I love this little salad.  It is stupid easy to make and delicious. I use soy dashi, (a combination of soy sauce and dashi, a fish-based stock) when I want a smokey, slightly briny taste to the cucumbers.  Would be a lovely side dish with the Gochujang-Lime Salmon or the Braised Pork Belly rice bowl.

Cucumber Banchan

Course Side Dish
Cuisine Asian
Keyword cucumber salad
Prep Time 10 minutes

Ingredients

  • 1 cucumber Japanese, English, Persian about 1 1/2 cup sliced for 1 cucumber

Dressing

  • 1 Tbs soy sauce or Soy Dashi
  • 2 Tbs rice vinegar
  • 1 Tbs sugar
  • 1/2 tsp Korean red chili powder
  • 1 tsp sesame oil

Garnish

  • 1/4 tsp sesame seeds
  • 2 green onions chopped

Instructions

  • Slice cucumbers into thin slices.
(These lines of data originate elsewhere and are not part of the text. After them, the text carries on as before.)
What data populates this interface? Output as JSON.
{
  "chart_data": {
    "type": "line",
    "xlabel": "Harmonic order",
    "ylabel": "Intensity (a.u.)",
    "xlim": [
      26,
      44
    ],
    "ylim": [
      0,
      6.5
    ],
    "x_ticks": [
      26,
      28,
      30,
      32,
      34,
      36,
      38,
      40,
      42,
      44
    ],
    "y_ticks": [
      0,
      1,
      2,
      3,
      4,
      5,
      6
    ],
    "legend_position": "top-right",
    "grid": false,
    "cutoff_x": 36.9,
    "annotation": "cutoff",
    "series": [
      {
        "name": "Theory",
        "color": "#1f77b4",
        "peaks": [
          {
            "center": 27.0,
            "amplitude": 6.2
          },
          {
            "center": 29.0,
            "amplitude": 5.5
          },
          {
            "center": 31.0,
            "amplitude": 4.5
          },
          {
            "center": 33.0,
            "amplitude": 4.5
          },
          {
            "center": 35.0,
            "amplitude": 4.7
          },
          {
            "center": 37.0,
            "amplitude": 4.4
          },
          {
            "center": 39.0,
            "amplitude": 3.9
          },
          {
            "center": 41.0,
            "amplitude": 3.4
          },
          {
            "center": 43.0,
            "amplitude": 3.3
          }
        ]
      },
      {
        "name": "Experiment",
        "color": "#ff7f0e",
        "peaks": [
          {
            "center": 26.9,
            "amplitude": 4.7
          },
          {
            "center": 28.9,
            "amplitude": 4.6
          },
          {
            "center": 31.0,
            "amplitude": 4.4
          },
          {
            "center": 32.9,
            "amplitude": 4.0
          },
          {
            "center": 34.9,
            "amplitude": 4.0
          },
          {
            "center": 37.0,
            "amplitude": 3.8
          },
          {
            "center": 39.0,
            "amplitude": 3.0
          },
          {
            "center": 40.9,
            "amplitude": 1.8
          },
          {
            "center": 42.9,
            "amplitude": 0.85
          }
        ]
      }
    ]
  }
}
Around 1/8 inch (3 mm).
  • Mix soy sauce, vinegar, sesame oil and sugar in a bowl. Pour soy vinegar into the bowl with cucumbers.
  • Then, add 1/2 tsp chili powder and sesame seeds. Mix and taste. Add more chili powder if you want. Doing it in this order allows you to taste and control the amount of chili powder based on how spicy you want it.
  • Add chopped green onions and mix again.
  • YOU ARE DONE!! Serve immediately for the freshest and crunchiest cucumbers. You can also let it sit for 10-15 minutes for the cucumbers to absorb the dressing before serving.